3. Das globale Umfeld ist weiterhin günstig. Obwohl sich die US-Konjunktur abgeschwächt hat, bleiben die Rohstoffpreise im historischen Vergleich hoch, insbesondere für Energie und Metalle. Die anhaltend hohe Rohstoffnachfrage aus den Emerging Markets und insbesondere aus China dürften die Rohstoffpreise weiterhin unterstützen. Die steigenden Energiepreise haben auch Auswirkungen auf die "weichen" Rohstoffe wie Mais und Zucker, die für Treibstoffe pflanzlicher Herkunft verwendet werden. Außerdem wird der starke Zinsrückgang in den USA in der letzten Zeit den Preisen von Vermögenswerten der Schwellenländer Unterstützung verleihen. Die zunehmende Risikoaversion an den US-Finanzmärkten griff auch auf die Emerging Markets über, so dass sich die Spreads ausweiteten. Aber der starke Rückgang des US-Zinsniveaus hat in vielen Fällen einen Preisanstieg von Vermögenswerten der Emerging Markets und geringere Finanzierungskosten zur Folge. Zudem bleiben die internationalen Wachstumsaussichten respektabel, obwohl sich die US-Wirtschaft deutlich verlangsamen könnte. Da das Wachstum in den Emerging Markets in vielen Fällen wesentliche Impulse von der Inlandsnachfrage erhält, sind die aufstrebenden Volkswirtschaften heute viel weniger anfällig für eine Abkühlung der US-Konjunktur als in der Vergangenheit. Die Tatsache, dass das Wirtschaftswachstum mit einem größeren binnen- und außenwirtschaftlichen Gleichgewicht verbunden ist, gibt den Schwellenländern die Flexibilität, der Abschwächung der Auslandsnachfrage mit innenpolitischen Maßnahmen entgegenzuwirken.

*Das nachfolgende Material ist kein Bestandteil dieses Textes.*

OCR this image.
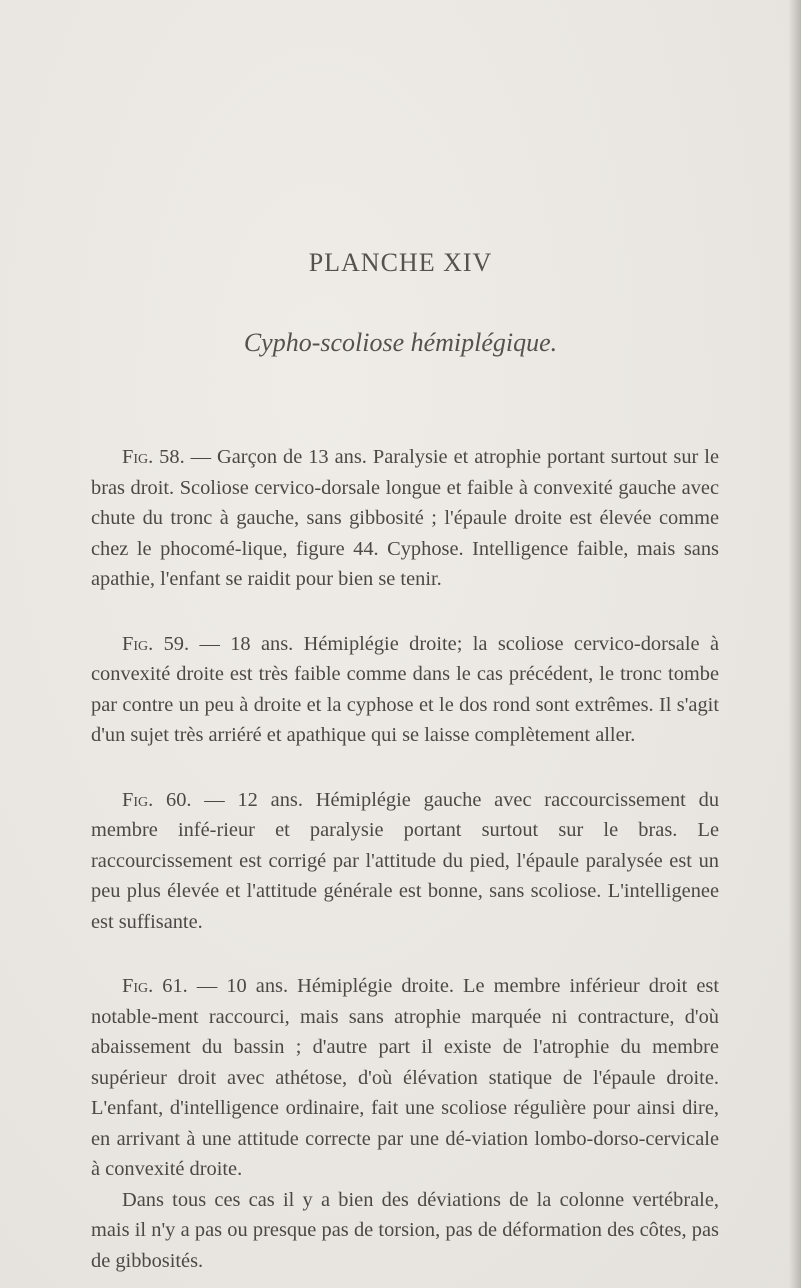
PLANCHE XIV
Cypho-scoliose hémiplégique.

Fig. 58. — Garçon de 13 ans. Paralysie et atrophie portant surtout sur le bras droit. Scoliose cervico-dorsale longue et faible à convexité gauche avec chute du tronc à gauche, sans gibbosité ; l'épaule droite est élevée comme chez le phocomé-lique, figure 44. Cyphose. Intelligence faible, mais sans apathie, l'enfant se raidit pour bien se tenir.

Fig. 59. — 18 ans. Hémiplégie droite; la scoliose cervico-dorsale à convexité droite est très faible comme dans le cas précédent, le tronc tombe par contre un peu à droite et la cyphose et le dos rond sont extrêmes. Il s'agit d'un sujet très arriéré et apathique qui se laisse complètement aller.

Fig. 60. — 12 ans. Hémiplégie gauche avec raccourcissement du membre infé-rieur et paralysie portant surtout sur le bras. Le raccourcissement est corrigé par l'attitude du pied, l'épaule paralysée est un peu plus élevée et l'attitude générale est bonne, sans scoliose. L'intelligenee est suffisante.

Fig. 61. — 10 ans. Hémiplégie droite. Le membre inférieur droit est notable-ment raccourci, mais sans atrophie marquée ni contracture, d'où abaissement du bassin ; d'autre part il existe de l'atrophie du membre supérieur droit avec athétose, d'où élévation statique de l'épaule droite. L'enfant, d'intelligence ordinaire, fait une scoliose régulière pour ainsi dire, en arrivant à une attitude correcte par une dé-viation lombo-dorso-cervicale à convexité droite.

Dans tous ces cas il y a bien des déviations de la colonne vertébrale, mais il n'y a pas ou presque pas de torsion, pas de déformation des côtes, pas de gibbosités.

4. Aufgrund der verbesserten Wirtschaftspolitik hat sich die Abhängigkeit vieler Emerging Markets-Länder von der Auslandsnachfrage verringert. Die Verbesserung der internationalen Zahlungsfähigkeit und Liquidität haben zur Folge, dass die Emerging Markets weniger abhängig von Kapitalzuflüssen sind. Dies hat ihnen auch ermöglicht, ihre "fear of floating" zu überwinden und flexiblere Wechselkurssysteme einzuführen. Zwar haben einige Länder ihre relativ unflexiblen Wechselkursregime aufrechterhalten, aber das Risiko von Zahlungsbilanzkrisen und anderen Finanzkrisen wird durch die Nettogläubigerposition gegenüber dem Ausland, häufig in Kombination mit Kapitalverkehrsbeschränkungen, deutlich gemildert. In der Vergangenheit führten fixe Wechselkurse und die starke Abhängigkeit von Kapitalzuflüssen, die typischerweise zur Finanzierung von Leistungsbilanzdefiziten verwendet wurden, bei einem Vertrauensverlust der Investoren in das betreffende Land zu Währungskrisen - die die Regierungen zwangen, mit einer Straffung der Geldpolitik zu reagieren - sowie einer Abschwächung der Binnennachfrage und des Wirtschaftswachstums. Heute können viele Emerging Markets auf eine solche Situation mit einer Währungsabwertung und in vielen Fallen mit Zinssenkungen reagieren. Außerdem ermöglicht die allgemeine Verbesserung der Budgetsituation und des Schuldenstandes den Schwellenländern, einen antizyklischen Kurs zu verfolgen bzw. in einem Umfeld der Wachstumsabschwächung nicht zu einer prozyklisch wirkenden (d.h. restriktiven) Politik gezwungen zu sein. Wir vertreten deshalb eine relativ optimistische Einschätzung in Bezug auf die Wachstumsperspektiven der Emerging Markets, auch wenn der Abschwung der Weltwirtschaft stärker ausfallen sollte als wir derzeit erwarten.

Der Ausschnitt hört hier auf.